Эту бойню затеял не Бог — человек!
Улетающих влёт, убегающих — в бег.
Свора псов, ты со стаей моей не вяжись —
В равной сваре за нами удача.
Волки мы! Хороша наша волчая жизнь.
Вы — собаки, и смерть вам — собачья!
Улыбнёмся же волчьей ухмылкой врагу,
Чтобы в корне пресечь кривотолки.
Но — на татуированном кровью снегу
Наша роспись: мы больше не волки!
К лесу! Там хоть немногих из вас сберегу!
К лесу, волки! Труднее убить на бегу!
Уносите же ноги, спасайте щенков!
Я мечусь на глазах полупьяных стрелков
И скликаю заблудшие души волков.
Те, кто жив, затаились на том берегу.
Что могу я один?
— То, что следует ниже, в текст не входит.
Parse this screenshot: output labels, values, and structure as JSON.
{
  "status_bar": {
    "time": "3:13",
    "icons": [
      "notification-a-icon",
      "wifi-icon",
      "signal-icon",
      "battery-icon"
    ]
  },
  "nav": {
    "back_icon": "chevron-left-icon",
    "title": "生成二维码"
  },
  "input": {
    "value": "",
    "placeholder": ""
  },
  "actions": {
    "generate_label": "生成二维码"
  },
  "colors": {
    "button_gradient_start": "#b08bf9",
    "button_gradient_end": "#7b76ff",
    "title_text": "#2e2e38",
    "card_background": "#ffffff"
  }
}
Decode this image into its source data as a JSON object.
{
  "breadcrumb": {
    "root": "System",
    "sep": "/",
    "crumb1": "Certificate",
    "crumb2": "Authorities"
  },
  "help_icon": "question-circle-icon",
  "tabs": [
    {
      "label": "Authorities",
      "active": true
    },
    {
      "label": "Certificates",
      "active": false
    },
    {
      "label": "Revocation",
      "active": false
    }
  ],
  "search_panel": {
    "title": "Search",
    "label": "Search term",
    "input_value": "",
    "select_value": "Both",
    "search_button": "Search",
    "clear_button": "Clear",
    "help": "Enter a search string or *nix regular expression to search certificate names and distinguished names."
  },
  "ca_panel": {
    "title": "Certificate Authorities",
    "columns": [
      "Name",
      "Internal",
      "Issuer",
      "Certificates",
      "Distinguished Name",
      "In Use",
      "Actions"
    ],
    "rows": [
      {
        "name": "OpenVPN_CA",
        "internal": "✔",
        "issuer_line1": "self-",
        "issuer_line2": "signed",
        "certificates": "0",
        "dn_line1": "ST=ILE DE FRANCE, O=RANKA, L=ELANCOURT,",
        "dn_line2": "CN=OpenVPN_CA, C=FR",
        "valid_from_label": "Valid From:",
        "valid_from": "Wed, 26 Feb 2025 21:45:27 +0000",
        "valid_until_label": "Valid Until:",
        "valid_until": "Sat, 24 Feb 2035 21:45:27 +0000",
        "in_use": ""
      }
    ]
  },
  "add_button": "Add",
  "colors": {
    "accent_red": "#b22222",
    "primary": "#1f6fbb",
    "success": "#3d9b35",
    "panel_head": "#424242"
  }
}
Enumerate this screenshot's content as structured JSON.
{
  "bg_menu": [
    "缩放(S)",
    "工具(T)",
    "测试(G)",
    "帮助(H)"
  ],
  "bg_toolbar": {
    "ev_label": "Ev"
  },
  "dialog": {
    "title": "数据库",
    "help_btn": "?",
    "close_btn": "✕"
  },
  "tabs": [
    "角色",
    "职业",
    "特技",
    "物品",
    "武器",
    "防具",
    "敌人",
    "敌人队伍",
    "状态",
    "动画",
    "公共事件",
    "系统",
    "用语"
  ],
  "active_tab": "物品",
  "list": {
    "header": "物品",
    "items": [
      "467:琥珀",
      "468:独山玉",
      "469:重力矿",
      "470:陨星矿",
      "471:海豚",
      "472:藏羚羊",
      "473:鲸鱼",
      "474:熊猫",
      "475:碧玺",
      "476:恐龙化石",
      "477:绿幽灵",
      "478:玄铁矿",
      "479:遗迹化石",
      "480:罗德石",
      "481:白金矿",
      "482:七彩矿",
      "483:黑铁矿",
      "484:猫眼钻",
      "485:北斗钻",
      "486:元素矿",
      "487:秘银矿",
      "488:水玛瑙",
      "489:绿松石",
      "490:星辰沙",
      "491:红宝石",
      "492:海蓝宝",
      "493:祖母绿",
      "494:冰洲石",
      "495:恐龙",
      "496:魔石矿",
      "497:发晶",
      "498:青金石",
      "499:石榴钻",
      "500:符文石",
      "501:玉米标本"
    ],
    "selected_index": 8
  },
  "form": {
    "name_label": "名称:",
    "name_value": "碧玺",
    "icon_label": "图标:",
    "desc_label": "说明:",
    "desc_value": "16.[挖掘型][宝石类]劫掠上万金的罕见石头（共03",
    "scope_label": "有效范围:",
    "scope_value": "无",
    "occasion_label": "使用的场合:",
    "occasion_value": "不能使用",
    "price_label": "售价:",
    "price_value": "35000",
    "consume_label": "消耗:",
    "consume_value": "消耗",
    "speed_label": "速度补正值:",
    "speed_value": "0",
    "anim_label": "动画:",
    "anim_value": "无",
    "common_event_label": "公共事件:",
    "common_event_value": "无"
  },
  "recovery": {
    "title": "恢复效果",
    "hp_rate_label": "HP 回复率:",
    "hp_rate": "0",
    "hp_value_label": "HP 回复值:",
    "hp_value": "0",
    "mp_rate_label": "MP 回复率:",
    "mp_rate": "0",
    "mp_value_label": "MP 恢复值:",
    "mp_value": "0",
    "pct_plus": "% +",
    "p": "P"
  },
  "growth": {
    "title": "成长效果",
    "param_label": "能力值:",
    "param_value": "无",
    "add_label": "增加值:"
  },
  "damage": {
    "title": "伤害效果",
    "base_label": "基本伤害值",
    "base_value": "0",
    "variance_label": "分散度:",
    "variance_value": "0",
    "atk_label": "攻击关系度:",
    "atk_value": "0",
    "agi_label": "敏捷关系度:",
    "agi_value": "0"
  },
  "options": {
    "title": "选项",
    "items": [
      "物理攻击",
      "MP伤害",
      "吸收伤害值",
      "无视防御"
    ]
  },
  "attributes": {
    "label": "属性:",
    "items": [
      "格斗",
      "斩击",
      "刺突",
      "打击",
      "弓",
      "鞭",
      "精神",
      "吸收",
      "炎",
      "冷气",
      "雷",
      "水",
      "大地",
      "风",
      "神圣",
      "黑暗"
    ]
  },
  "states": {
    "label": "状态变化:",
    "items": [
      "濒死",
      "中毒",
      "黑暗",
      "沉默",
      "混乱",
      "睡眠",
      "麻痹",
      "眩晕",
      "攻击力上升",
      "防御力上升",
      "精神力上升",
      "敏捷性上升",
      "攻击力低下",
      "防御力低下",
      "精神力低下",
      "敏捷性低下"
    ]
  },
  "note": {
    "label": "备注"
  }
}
Ничего не могу!
Отказали глаза, притупилось чутьё…
Где вы, волки, былое лесное зверьё,
Где же ты, желтоглазое племя моё?!
Я живу. Но теперь окружают меня
Звери, волчьих не знавшие кличей.
Это — псы, отдалённая наша родня,
Мы их раньше считали добычей.
Улыбаюсь я волчьей ухмылкой врагу,
Обнажаю гнилые осколки.
А на татуированном кровью снегу —
Тает роспись: мы больше не волки!
[1978]
* * *
Пожары над страной всё выше, жарче, веселей,
Их отблески плясали в два притопа, три прихлопа,
Но вот Судьба и Время пересели на коней,
А там — в галоп, под пули в лоб,
И мир ударило в озноб
От этого галопа.
Шальные пули злы, слепы и бестолковы,
А мы летели вскачь, они за нами — влёт.
Расковывались кони и горячие подковы
Роняли в пыль на счастье тем, кто их потом найдет.
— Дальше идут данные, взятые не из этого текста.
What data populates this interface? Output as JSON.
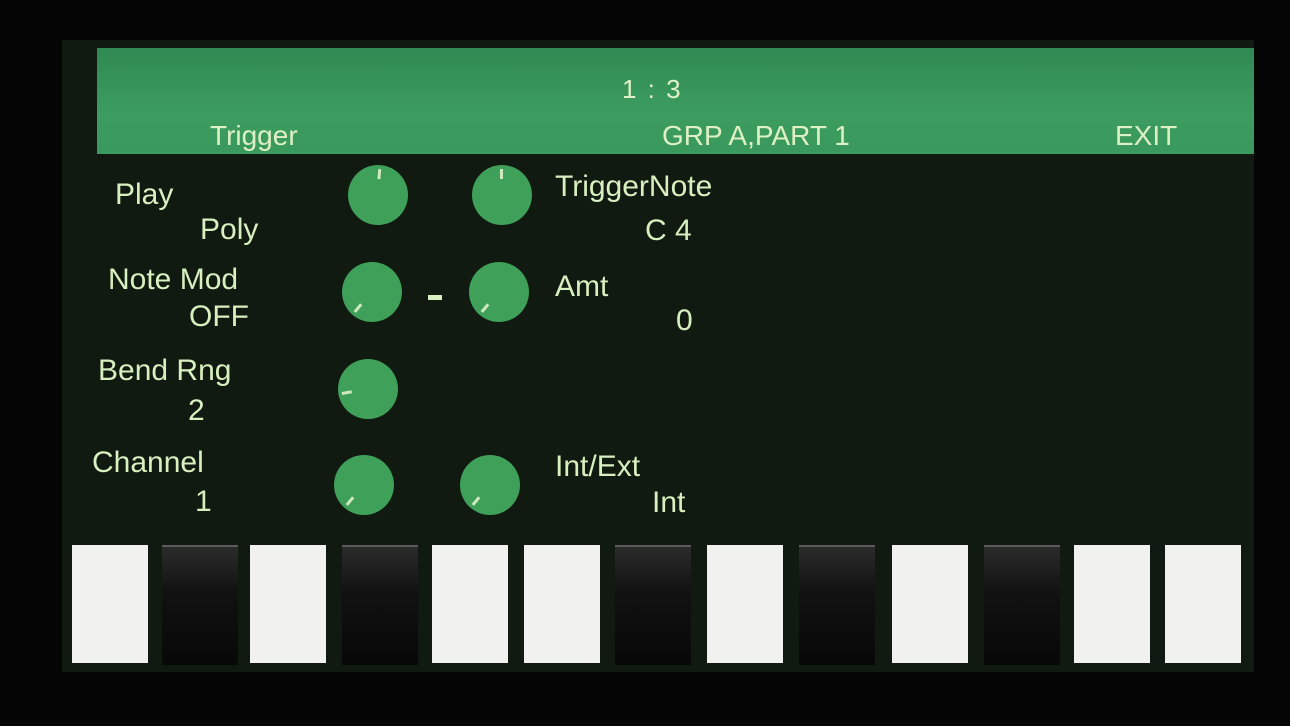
{
  "header": {
    "page": "1 : 3",
    "left_label": "Trigger",
    "center_label": "GRP A,PART 1",
    "right_label": "EXIT"
  },
  "params": [
    {
      "name": "Play",
      "value": "Poly"
    },
    {
      "name": "Note Mod",
      "value": "OFF"
    },
    {
      "name": "Bend Rng",
      "value": "2"
    },
    {
      "name": "Channel",
      "value": "1"
    }
  ],
  "right_params": [
    {
      "name": "TriggerNote",
      "value": "C 4"
    },
    {
      "name": "Amt",
      "value": "0"
    },
    {
      "name": "Int/Ext",
      "value": "Int"
    }
  ],
  "keys": [
    "white",
    "black",
    "white",
    "black",
    "white",
    "white",
    "black",
    "white",
    "black",
    "white",
    "black",
    "white",
    "white"
  ],
  "colors": {
    "accent": "#3a9a5e",
    "text": "#d8efbf",
    "background": "#101a10",
    "knob": "#3fa059"
  }
}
Увёртливы поводья, словно угри,
И спутаны и волосы и мысли на бегу,
Но ветер дул и расплетал нам кудри
И распрямлял извилины в мозгу.
Ни бегство от огня, ни страх погони ни при чём,
А Время подскакало, и Фортуна улыбалась,
И сабли седоков скрестились с солнечным лучом,
Седок — поэт, а конь — Пегас,
Пожар померк, потом погас,
А скачка разгоралась.
Ещё не видел свет подобного аллюра!
Копыта били дробь, трезвонила капель,
Помешанная на крови слепая пуля-дура
Прозрела, поумнела вдруг и чаще била в цель.
И кто кого — азартней перепляса,
И кто скорее — в этой скачке опоздавших нет,
А ветер дул, с костей сдувая мясо
И радуя прохладою скелет.
Удача впереди и исцеление больным,
Впервые скачет Время напрямую — не по кругу.
Обещанное Завтра — будет горьким и хмельным.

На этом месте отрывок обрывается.